Parker has always been well equipped to deal with the spotlight. His father, Sonny, is a former NBA player, so Jabari has never been in awe of the glitz and glamour that goes with being a professional athlete.
And his mother, Lola, is a big influence on how he lives his life off the court. Parker credits her for keeping him grounded while at the same time encouraging him to pursue basketball.
“Family is really No. 1 for me,” says Parker. “They are why I’m the person I am today. They taught me to be focused and to have discipline. I try to do things 110 percent and with full effort. I have full gratitude for my parents for teaching me that.”
With his family keeping him humble, Parker is driven to work hard even though he’s been signing autographs since the sixth grade. This offseason, he transformed his body, losing the baby fat and replacing it with lean, explosive muscle.
Parker is moving more suddenly on the perimeter, accelerating better in the open court and finishing more decisively around the rim.
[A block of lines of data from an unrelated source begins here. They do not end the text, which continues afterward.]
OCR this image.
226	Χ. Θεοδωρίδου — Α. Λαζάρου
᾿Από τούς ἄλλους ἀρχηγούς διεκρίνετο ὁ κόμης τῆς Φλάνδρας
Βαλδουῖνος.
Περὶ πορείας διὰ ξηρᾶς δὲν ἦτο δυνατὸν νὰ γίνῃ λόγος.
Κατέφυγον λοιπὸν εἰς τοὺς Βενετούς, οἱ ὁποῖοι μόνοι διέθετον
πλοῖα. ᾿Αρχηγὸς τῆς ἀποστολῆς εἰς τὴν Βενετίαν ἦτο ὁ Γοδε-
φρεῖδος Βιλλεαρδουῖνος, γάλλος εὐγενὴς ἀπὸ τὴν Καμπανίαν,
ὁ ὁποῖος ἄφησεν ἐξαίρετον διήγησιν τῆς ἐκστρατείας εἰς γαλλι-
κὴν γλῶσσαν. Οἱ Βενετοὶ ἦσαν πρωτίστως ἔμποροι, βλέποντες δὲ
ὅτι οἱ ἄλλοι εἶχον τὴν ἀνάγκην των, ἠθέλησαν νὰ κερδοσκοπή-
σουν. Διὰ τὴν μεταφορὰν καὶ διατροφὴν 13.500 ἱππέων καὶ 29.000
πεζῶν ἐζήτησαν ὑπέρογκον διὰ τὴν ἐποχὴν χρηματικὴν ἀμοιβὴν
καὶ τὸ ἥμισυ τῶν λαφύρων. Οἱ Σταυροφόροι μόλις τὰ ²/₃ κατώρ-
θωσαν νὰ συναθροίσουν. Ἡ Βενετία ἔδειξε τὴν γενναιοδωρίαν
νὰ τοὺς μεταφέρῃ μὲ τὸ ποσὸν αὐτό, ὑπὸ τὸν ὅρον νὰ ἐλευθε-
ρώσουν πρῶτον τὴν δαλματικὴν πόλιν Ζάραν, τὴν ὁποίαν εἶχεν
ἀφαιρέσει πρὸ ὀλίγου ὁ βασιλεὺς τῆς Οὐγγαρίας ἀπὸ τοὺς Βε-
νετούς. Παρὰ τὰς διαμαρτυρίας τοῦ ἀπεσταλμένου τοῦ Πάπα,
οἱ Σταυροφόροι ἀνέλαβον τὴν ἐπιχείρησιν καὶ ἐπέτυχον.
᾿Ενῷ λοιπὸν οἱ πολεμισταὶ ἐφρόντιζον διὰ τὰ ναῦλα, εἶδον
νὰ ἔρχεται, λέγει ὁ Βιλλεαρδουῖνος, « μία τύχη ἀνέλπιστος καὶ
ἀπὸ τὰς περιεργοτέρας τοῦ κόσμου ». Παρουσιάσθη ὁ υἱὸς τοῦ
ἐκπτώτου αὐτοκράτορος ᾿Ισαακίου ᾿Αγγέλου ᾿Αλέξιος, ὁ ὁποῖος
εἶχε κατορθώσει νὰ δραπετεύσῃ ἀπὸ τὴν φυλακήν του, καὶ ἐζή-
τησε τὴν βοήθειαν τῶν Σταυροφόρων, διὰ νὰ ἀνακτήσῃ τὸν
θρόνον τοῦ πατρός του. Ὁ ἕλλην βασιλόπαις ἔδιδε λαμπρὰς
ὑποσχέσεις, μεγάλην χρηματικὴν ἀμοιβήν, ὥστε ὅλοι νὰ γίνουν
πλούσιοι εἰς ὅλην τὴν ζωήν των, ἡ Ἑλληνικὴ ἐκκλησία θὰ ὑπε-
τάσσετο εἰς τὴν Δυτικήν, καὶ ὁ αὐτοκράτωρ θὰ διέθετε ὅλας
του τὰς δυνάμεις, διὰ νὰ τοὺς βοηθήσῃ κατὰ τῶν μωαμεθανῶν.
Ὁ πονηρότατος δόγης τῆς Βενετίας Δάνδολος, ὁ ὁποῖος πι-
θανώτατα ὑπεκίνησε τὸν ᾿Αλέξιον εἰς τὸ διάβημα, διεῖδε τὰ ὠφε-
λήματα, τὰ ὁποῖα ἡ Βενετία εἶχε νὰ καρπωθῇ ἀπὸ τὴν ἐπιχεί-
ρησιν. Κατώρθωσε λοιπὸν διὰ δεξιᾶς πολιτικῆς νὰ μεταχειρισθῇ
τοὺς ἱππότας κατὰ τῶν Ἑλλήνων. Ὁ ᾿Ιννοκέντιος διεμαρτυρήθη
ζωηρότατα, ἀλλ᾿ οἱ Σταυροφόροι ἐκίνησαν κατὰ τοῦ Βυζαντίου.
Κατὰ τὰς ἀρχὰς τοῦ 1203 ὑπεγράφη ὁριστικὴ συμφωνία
Plays that ended with layups last year are now dunks. “You can tell he’s been in the weight room,” says Smith. “We’re just going to let him play. offensively, he’s going to have multiple responsibilities, but he’s always been comfortable with that.
“The biggest difference this season is what we’re asking him to do on defense. He’s working on his footwork and moving his feet defensively, getting better at man-to-man defense. He wants to guard the other team’s best player, and we want to utilize that ability. Getting into such good shape will help, and he understands that.”
So he can play every position on offense, defend the opponents’ best scorers, set an example with his work ethic and lead the nation’s No. 1 team.
Jabari Parker came in with a lot of hype. But in his case, maybe it wasn’t enough.